If we were to look for a locally relevant model on which to base this third-party insurance provider, SASRIA would be a good reference point. It is one of the state-owned enterprises (SOE) that has a good story to tell, with its results for the last year including an underwriting surplus or R468 million, a net profit before tax of R834 million, and gross written premiums of R1.5 billion. The dividend paid to the state was R206 million, an increase of nearly R100 million from the previous year. Finance Minister Nhlanhla Nene has gone so far as to praise SASRIA as one of South Africa’s top-performing SOEs.

Obviously, this state-run third-party insurance would need to be funded from somewhere, and there would always be the argument that South Africa’s drivers cannot afford even more costs to be added to their licensing fees or to the overall fuel price. I would argue that South Africans simply cannot afford to NOT be covered by third-party insurance.

Neighbouring countries such as Zimbabwe have seen the wisdom of instituting compulsory third party insurance, with Zimbabwe charging road users the equivalent of R550 per annum per car, R990 per annum per truck, and R330 per annum per trailer. With around 9.2 million cars and light delivery vehicles, 365,000 trucks and 183,000 trailers on South African roads, that amounts to a minimum annual income of nearly R5.4 billion.

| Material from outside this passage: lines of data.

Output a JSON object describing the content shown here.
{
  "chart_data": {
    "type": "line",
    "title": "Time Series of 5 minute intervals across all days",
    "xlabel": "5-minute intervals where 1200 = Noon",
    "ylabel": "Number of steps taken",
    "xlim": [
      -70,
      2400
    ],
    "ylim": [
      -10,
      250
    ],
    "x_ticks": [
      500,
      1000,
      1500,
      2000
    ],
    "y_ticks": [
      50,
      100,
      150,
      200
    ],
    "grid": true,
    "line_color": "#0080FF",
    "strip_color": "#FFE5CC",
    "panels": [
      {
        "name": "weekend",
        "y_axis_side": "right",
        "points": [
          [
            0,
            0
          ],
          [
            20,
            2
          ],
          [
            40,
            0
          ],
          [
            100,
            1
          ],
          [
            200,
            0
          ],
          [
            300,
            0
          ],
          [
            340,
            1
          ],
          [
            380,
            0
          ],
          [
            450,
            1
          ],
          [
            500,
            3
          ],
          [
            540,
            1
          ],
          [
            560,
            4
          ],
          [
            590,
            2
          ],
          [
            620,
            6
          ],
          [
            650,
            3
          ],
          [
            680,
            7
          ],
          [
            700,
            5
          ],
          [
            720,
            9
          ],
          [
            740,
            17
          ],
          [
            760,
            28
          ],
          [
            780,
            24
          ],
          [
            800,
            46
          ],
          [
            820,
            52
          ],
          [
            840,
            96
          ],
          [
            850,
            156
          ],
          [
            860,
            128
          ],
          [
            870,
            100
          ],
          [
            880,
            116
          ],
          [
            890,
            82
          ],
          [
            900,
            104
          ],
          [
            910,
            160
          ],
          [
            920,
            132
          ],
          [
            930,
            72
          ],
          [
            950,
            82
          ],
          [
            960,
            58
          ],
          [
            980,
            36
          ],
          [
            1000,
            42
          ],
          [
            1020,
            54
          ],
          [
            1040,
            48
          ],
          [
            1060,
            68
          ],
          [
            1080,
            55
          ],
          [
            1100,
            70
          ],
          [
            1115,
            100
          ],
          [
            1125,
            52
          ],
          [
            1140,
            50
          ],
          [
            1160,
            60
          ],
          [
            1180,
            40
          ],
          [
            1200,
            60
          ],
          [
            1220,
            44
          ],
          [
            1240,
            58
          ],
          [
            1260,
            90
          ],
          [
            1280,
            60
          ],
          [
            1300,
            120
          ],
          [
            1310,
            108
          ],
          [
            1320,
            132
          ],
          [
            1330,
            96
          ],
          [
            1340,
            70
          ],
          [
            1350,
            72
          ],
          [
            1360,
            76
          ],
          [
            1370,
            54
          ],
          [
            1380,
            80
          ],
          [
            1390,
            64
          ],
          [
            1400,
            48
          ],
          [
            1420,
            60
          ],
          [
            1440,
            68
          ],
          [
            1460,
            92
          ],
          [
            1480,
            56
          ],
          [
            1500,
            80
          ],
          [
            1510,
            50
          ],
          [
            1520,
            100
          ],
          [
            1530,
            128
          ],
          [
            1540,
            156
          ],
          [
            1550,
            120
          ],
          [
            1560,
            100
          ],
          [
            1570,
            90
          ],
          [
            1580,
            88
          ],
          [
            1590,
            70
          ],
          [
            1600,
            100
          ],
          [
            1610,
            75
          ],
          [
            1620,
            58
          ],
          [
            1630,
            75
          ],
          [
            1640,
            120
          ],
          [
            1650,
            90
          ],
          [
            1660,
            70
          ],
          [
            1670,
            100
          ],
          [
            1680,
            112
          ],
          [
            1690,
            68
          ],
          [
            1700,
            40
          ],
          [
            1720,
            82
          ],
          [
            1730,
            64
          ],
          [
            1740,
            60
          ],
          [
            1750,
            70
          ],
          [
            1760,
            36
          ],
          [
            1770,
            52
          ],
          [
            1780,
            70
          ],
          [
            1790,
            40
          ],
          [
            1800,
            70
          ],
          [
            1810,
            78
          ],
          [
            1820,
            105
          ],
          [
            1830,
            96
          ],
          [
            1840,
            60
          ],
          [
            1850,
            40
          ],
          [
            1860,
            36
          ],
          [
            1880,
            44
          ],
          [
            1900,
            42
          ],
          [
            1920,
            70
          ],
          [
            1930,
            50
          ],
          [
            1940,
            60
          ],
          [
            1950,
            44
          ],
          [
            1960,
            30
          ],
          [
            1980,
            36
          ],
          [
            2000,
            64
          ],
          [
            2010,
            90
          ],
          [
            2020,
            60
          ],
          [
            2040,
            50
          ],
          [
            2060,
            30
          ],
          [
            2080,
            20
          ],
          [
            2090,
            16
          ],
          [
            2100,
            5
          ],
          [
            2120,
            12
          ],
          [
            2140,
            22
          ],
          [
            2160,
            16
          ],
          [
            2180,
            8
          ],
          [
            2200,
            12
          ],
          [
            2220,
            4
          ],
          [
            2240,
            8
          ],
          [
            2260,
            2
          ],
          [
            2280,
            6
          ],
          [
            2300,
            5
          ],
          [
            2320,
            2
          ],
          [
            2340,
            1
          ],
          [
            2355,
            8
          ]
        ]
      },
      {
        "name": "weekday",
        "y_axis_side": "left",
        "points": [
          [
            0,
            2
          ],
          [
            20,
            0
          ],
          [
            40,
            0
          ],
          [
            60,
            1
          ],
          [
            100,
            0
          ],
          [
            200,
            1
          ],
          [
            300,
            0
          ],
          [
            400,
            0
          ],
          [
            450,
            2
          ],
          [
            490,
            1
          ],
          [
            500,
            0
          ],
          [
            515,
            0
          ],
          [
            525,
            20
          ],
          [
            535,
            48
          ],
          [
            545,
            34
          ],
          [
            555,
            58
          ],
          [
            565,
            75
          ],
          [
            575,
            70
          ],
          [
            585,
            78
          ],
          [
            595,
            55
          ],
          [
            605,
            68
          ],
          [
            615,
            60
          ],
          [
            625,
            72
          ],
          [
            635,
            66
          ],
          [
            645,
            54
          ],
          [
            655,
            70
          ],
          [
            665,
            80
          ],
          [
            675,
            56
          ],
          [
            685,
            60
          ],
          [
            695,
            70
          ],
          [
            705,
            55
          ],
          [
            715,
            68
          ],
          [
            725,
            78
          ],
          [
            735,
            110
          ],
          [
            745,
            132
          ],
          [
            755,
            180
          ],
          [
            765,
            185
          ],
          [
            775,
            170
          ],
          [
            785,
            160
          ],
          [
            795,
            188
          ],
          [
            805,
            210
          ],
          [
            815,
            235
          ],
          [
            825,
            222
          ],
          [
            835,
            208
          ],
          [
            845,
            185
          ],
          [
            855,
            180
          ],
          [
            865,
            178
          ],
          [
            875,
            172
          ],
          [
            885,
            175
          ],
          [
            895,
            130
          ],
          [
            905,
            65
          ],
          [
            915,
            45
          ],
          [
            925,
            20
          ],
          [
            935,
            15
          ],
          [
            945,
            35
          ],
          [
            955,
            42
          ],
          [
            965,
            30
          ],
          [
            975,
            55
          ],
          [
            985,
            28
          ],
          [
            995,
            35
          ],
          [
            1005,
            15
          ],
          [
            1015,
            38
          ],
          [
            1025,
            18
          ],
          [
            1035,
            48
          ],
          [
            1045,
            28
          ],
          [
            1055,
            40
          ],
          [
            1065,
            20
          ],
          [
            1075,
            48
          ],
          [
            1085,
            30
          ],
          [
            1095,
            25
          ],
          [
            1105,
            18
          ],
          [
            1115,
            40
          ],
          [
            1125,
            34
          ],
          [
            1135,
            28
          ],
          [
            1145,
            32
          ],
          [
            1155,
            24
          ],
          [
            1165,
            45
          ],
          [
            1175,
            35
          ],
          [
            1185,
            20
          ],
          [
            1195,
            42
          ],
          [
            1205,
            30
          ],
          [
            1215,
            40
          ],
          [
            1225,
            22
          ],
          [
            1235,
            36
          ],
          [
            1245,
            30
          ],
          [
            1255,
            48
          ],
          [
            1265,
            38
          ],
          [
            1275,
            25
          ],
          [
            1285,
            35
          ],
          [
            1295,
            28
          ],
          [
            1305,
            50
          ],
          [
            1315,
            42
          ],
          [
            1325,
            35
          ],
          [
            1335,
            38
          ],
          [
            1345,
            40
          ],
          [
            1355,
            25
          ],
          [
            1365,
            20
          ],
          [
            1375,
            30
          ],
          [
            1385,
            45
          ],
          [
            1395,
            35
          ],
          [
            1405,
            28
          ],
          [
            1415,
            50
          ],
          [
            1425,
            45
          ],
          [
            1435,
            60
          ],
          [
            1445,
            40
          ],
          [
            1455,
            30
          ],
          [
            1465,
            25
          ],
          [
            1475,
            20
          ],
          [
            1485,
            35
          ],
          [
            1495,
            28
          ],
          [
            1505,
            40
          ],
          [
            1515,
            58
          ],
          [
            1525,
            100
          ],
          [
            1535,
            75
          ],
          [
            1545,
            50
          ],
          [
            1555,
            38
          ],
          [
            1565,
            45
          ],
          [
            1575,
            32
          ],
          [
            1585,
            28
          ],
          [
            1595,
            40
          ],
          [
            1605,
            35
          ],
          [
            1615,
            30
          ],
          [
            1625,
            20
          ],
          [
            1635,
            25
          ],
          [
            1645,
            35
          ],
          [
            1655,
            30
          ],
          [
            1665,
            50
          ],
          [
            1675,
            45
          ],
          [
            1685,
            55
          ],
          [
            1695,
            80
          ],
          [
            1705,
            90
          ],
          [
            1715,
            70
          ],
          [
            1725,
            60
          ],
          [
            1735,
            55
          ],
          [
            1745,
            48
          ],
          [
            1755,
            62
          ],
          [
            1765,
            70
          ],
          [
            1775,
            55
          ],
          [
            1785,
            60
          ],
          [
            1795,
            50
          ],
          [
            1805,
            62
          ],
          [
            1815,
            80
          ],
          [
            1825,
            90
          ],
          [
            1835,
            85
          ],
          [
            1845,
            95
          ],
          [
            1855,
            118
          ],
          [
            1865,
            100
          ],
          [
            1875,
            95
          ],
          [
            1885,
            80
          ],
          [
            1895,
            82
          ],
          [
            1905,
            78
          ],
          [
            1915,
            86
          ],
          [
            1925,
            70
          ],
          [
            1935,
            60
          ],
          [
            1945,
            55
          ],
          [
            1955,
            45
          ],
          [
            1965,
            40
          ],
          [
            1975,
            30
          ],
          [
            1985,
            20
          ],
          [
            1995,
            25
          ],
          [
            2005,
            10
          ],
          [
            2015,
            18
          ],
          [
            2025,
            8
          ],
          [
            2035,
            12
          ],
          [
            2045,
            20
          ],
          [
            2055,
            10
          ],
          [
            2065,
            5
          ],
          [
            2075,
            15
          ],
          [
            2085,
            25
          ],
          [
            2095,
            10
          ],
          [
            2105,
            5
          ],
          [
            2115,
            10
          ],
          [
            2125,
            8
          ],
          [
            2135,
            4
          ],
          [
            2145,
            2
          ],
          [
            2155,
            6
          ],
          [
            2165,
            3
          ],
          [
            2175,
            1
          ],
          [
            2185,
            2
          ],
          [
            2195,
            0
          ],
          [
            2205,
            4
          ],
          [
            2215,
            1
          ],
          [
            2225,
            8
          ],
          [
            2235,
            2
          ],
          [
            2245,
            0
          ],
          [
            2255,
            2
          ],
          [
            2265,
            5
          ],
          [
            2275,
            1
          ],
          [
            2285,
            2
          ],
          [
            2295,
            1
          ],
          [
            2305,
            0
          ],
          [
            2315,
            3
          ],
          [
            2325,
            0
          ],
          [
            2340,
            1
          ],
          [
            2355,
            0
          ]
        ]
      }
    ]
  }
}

If government were to set up a third-party insurance SOE run on the same lines as SASRIA, the organisation could turn to short-term insurance companies to collect annual fees, in return for a small commission for the administration and collection of premiums. The insurer would be self-managed, and would settle claims directly with claimants, keeping operating expenses to a minimum.

If the state was either a licence carrier or a shareholder, we could assume an underwriting margin of 10%, yielding a R540 million margin, and if we were to assume a 20% underwriting surplus, that would result in more than R1 billion surplus … if the third-party insurance SOE was run on the same principles as SASRIA.

Introducing this insurance would also be an opportunity to reduce the number of uninsured vehicles on South African roads. Furthermore, if third party cover was in the region of about 10%, it would make a significant dent in the more than R350 billion that accidents cost the country each year.

The ‘template’ is there, so to speak. Now all that we need is political will and legislative action to create a body that will truly make a difference in the lives of the many South Africans affected by our country’s appalling road accident statistics.